Nurses in Poland strike because they demand wage increases. Doctors strike because they want more money and market economy in the health sector. The government is against. It probably has not heard about the hospital in Zamosc. Three years ago, the hospital had PLN 25m (EUR 6.6m) of debts. Debt collector took over the hospital’s accounts. Medicines were borrowed from drugstores. Now, the company is doing quite well. In 2005, it had PLN 1.6m of net income, a year later PLN 1.1m but only because PLN 1.3m was spent to modernize the hospital and PLN 1m for additional wages for the employees.
How is it possible?
“The town council decided to close indebted hospital, take over its debts and found a new company”, Krzysztof Tuczapski, the CEO of the hospital and at the same time the deputy CEO of the nationwide association of non-public hospitals, said.

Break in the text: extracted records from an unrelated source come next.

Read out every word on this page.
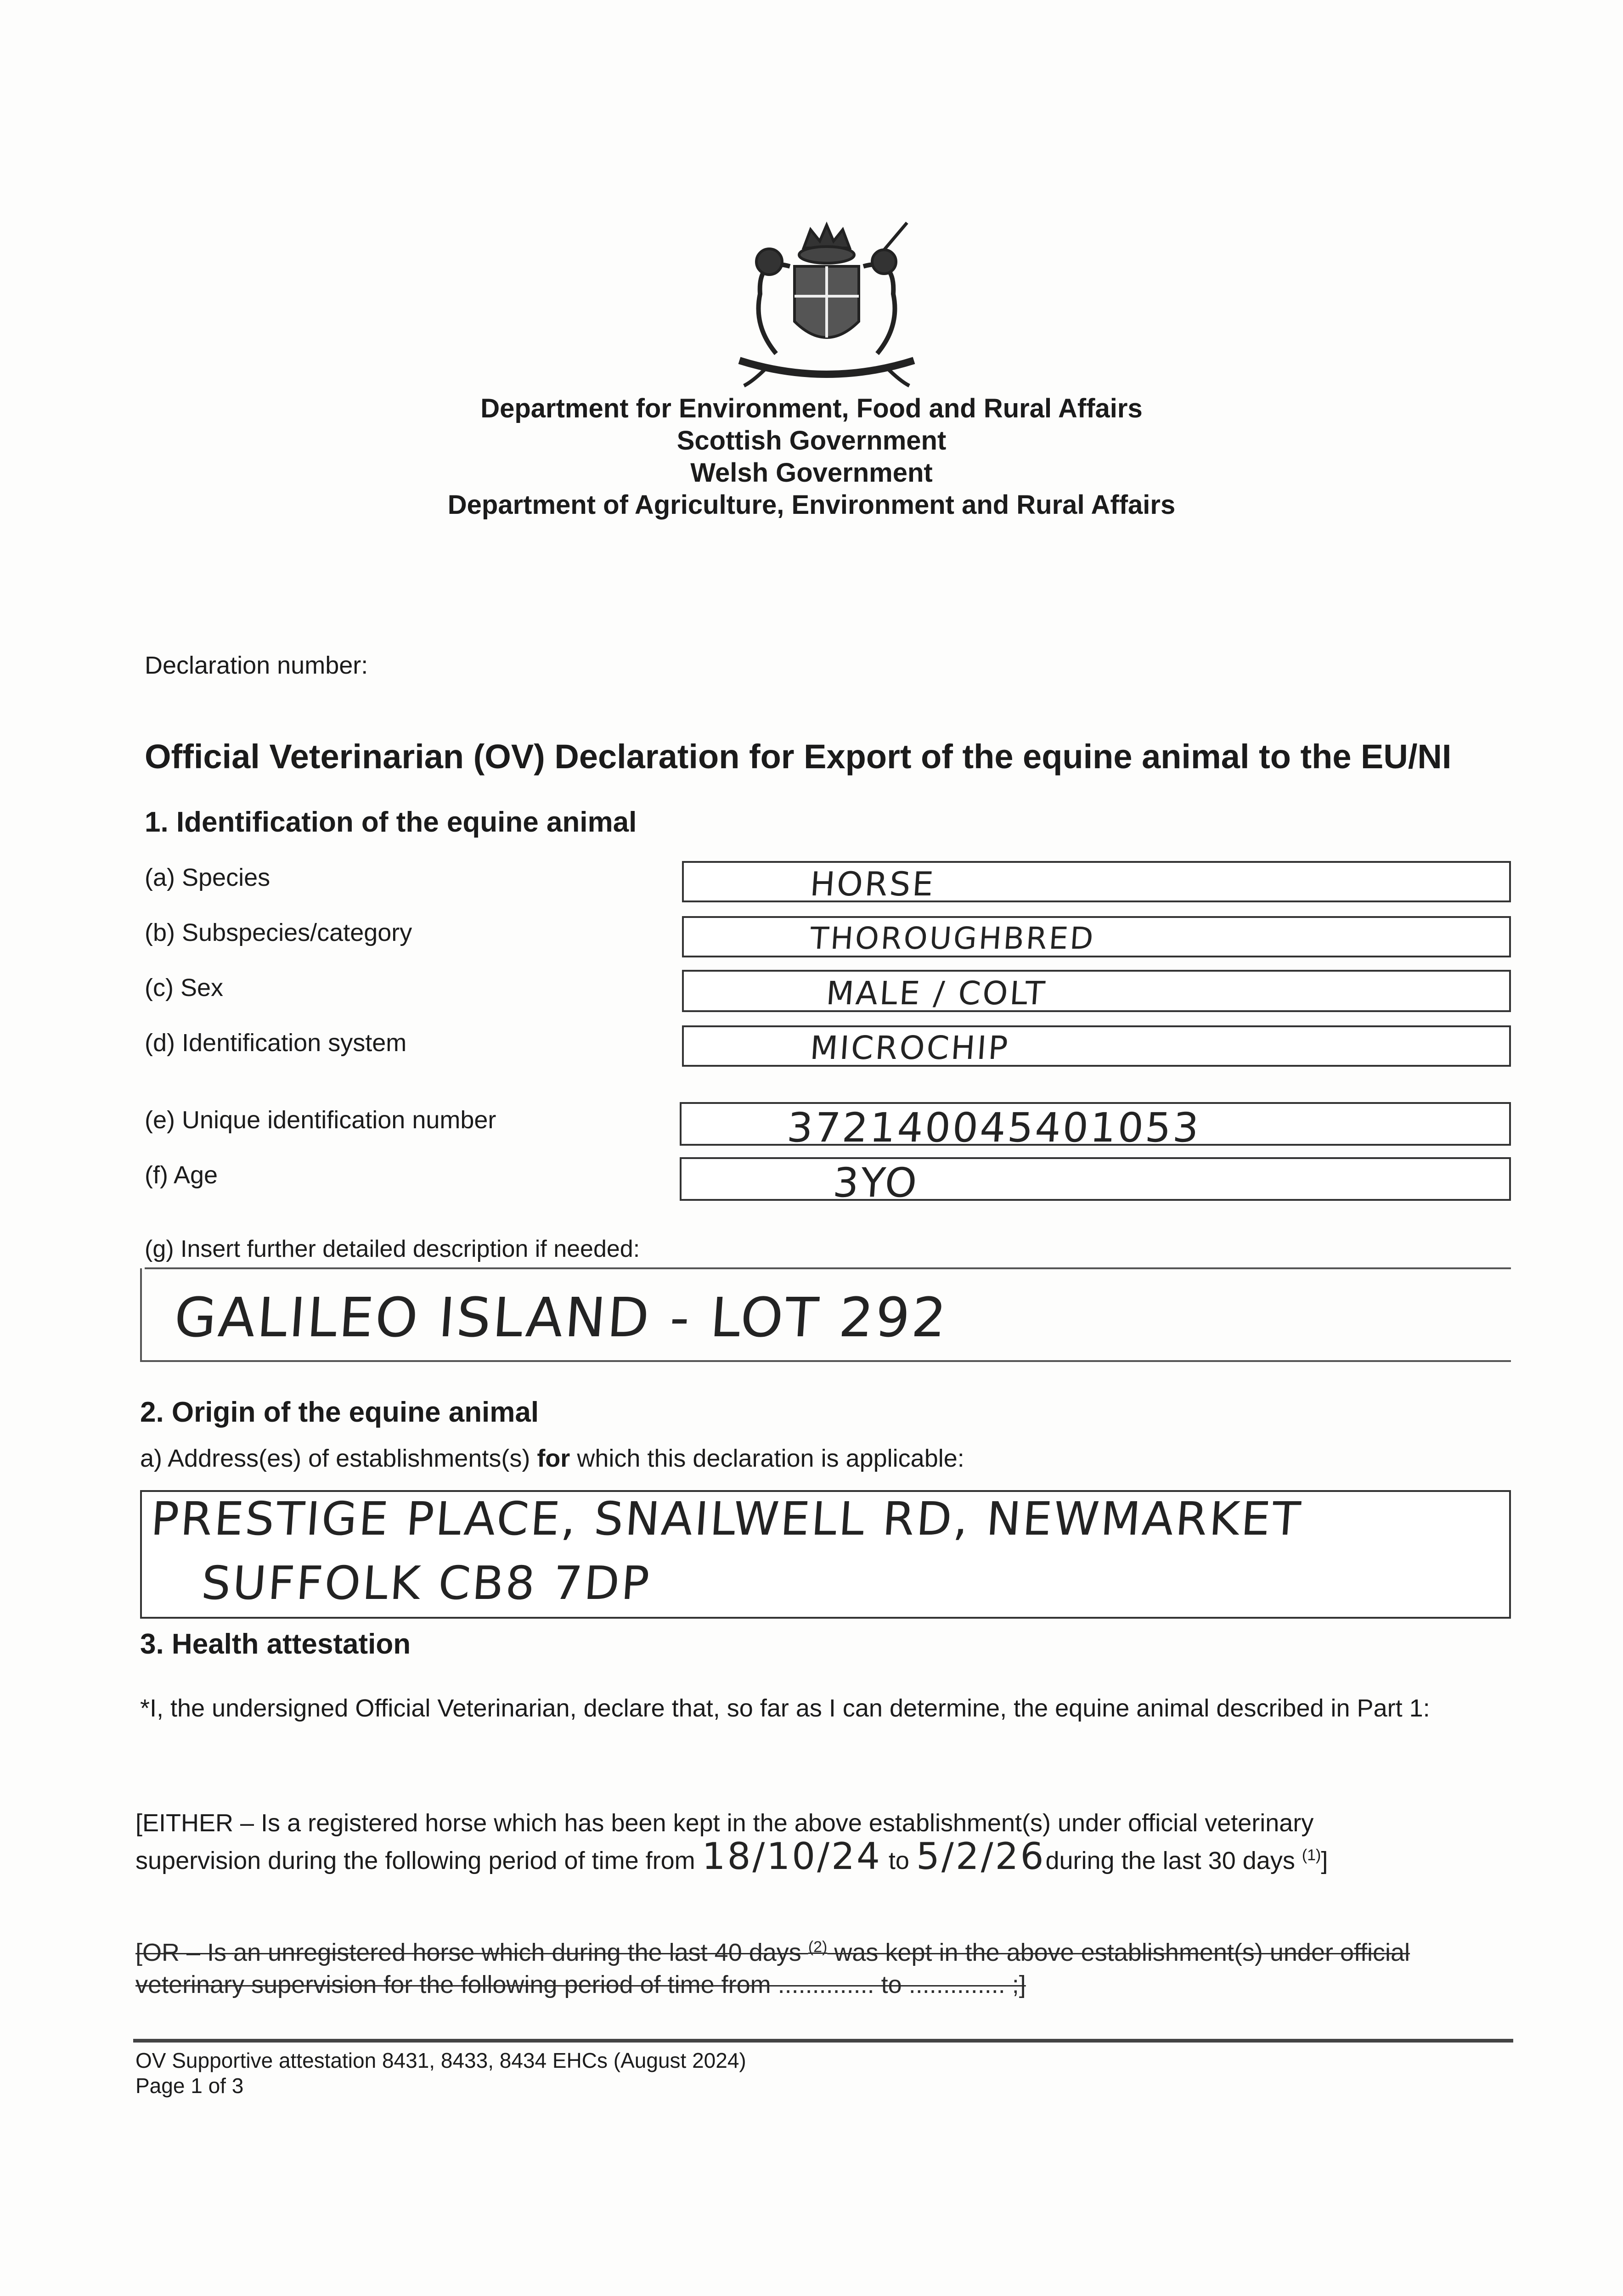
Department for Environment, Food and Rural Affairs
Scottish Government
Welsh Government
Department of Agriculture, Environment and Rural Affairs
Declaration number:
Official Veterinarian (OV) Declaration for Export of the equine animal to the EU/NI
1. Identification of the equine animal
(a) Species	HORSE
(b) Subspecies/category	THOROUGHBRED
(c) Sex	MALE / COLT
(d) Identification system	MICROCHIP
(e) Unique identification number	372140045401053
(f) Age	3YO
(g) Insert further detailed description if needed:
GALILEO ISLAND - LOT 292
2. Origin of the equine animal
a) Address(es) of establishments(s) for which this declaration is applicable:
PRESTIGE PLACE, SNAILWELL RD, NEWMARKET
SUFFOLK CB8 7DP
3. Health attestation
*I, the undersigned Official Veterinarian, declare that, so far as I can determine, the equine animal described in Part 1:
[EITHER – Is a registered horse which has been kept in the above establishment(s) under official veterinary
supervision during the following period of time from 18/10/24 to 5/2/26during the last 30 days $^{(1)}$]
[OR – Is an unregistered horse which during the last 40 days $^{(2)}$ was kept in the above establishment(s) under official
veterinary supervision for the following period of time from .............. to .............. ;]
OV Supportive attestation 8431, 8433, 8434 EHCs (August 2024)
Page 1 of 3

He has traveled all over Poland in recent months encouraging local authorities to follow the suit of Zamosc. It takes a year to transform a public hospital into a private one. It takes another year for the company to get out of the read. There are about 50 hospitals owned by local authorities in Poland. None of them has financial problems.
The association of private hospitals would like the government to let them receive funds from the National Health Fund. The government hesitates. Pawel Trzcinski, the spokesman of the Ministry of Health, warns that it is a good solution only if local authorities can afford to acquire hospital’s debts.